Saturday, November 13, 2010

Bob Zemsky: Mission-sensitive and market-smart universities?

Bob Zemsky is Chair of the Learning Alliance for Higher Education and author of Making Reform Work, which was written in response to the disappointing outcome of the Spelling Commission (I don't know what this is).

People have been trying to reform higher education for decades (read "A Nation at Risk"), and Zemsky seems to have been involved in higher ed policy since the 1970s.  But I don't know where this speech is going...

Maybe about the still-unresolved need to integrate the courses and the faculty into a well designed coherent curriculum.  This problem, clearly identified 25 years ago, hasn't been solved.  Will it ever be?  The "money bet", a Las Vegas term referring to the most probable expectation, is that no, it won't (because it hasn't in 25 years).

But maybe, he says, this is the moment when the money bet is wrong.  The recession means that the public money isn't coming in to the public universities as it used to.  It's also sending the public universities more students (teach more with less), and the extra students are not as well prepared as the usual ones.

The other force for change is what we're finally learning about learning.  Read "The Art of Changing the Brain".  Learning is physical changes in the brain, not just philosophical and metaphorical.  For example, neurosciences tells us that we can't tell students to forget what they already know - instead we have to start by having them tell us what they already 'know'.

We need to learn from the for-profit institutions (the interesting ones, not the sleazy ones):  Why are they succeeding?  Unlike us, they put real money into courses at the front end, and the people who teach don't own the curricula.  Thus their transfer system works seamlessly, whereas ours doesn't.  Professional Masters degrees are becoming a big target for them.  Practical problems of the public universities:  too many students don't finish, and teaching costs too much.

"It's the curriculum, stupid!"  Not under-enrolled courses but over-enrolled students.  Students graduate with 145 credits in programs with 120-credits.  What's wrong?  Consider Oshkosh University.  It gets 1/3 of their students from community colleges, but the credits don't transfer to the courses they need (not even the 'general education' requirements.  The curriculum requirements are driven by inter-departmental turf wars and by what faculty want to teach, not by what the students need.  Faculty and departments need to stop being independent contractors; "we have to return to collective action."

We need to get rid of the curricular smorgasbord, even though both the students and the faculty like it.  Students don't connect the learning from different courses, and neither do we.

How to end the era of faculty as independent contractors?  He likes collective action by the faculty rather than profit-driven corporate-style decisions.

Questions:

Undergraduate programs in engineering have better curricula, better faculty teamwork and good learning 'closure' at the end of the program, and might be good models (build on what is working).  Also architecture, nursing, and small business schools.  But Arts and Sciences faculty find these models distasteful.  And we talk about distribution requirements rather than outcome requirements.

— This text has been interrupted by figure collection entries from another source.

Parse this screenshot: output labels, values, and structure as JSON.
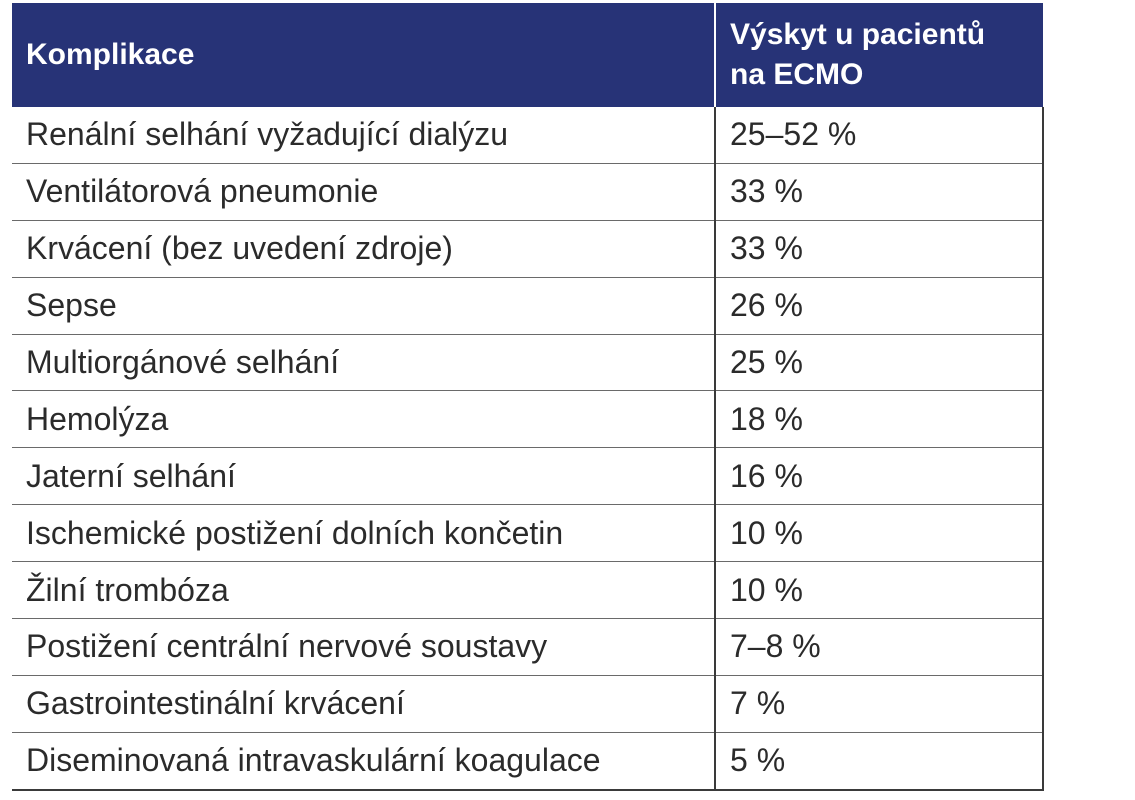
{
  "table": {
    "header_bg": "#273377",
    "columns": [
      "Komplikace",
      "Výskyt u pacientů na ECMO"
    ],
    "column_lines": [
      [
        "Výskyt u pacientů",
        "na ECMO"
      ]
    ],
    "rows": [
      {
        "complication": "Renální selhání vyžadující dialýzu",
        "incidence": "25–52 %"
      },
      {
        "complication": "Ventilátorová pneumonie",
        "incidence": "33 %"
      },
      {
        "complication": "Krvácení (bez uvedení zdroje)",
        "incidence": "33 %"
      },
      {
        "complication": "Sepse",
        "incidence": "26 %"
      },
      {
        "complication": "Multiorgánové selhání",
        "incidence": "25 %"
      },
      {
        "complication": "Hemolýza",
        "incidence": "18 %"
      },
      {
        "complication": "Jaterní selhání",
        "incidence": "16 %"
      },
      {
        "complication": "Ischemické postižení dolních končetin",
        "incidence": "10 %"
      },
      {
        "complication": "Žilní trombóza",
        "incidence": "10 %"
      },
      {
        "complication": "Postižení centrální nervové soustavy",
        "incidence": "7–8 %"
      },
      {
        "complication": "Gastrointestinální krvácení",
        "incidence": "7 %"
      },
      {
        "complication": "Diseminovaná intravaskulární koagulace",
        "incidence": "5 %"
      }
    ]
  }
}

Funding shortfalls have led administrations to push financial problems on to faculty, treating them even more like independent contractors.

Universities and community colleges need to work together on curriculum.

Liberal Arts doesn't easily give 'closure' because it doesn't aim to prepare students for specific jobs, but to make them ready for a changing job market.  But the job market is for health and business services now, so maybe we should prepare our students for this.

Faculty complain that this would take choice away from students.  But students aren't really ready for these choices, and the real faculty concern is that choice is being taken away from them.

2 comments:

Aletheia said...

I love this approach to teaching. Higher education needs a curricula revolution!

Anonymous said...

I was enjoying reading this. Thank you!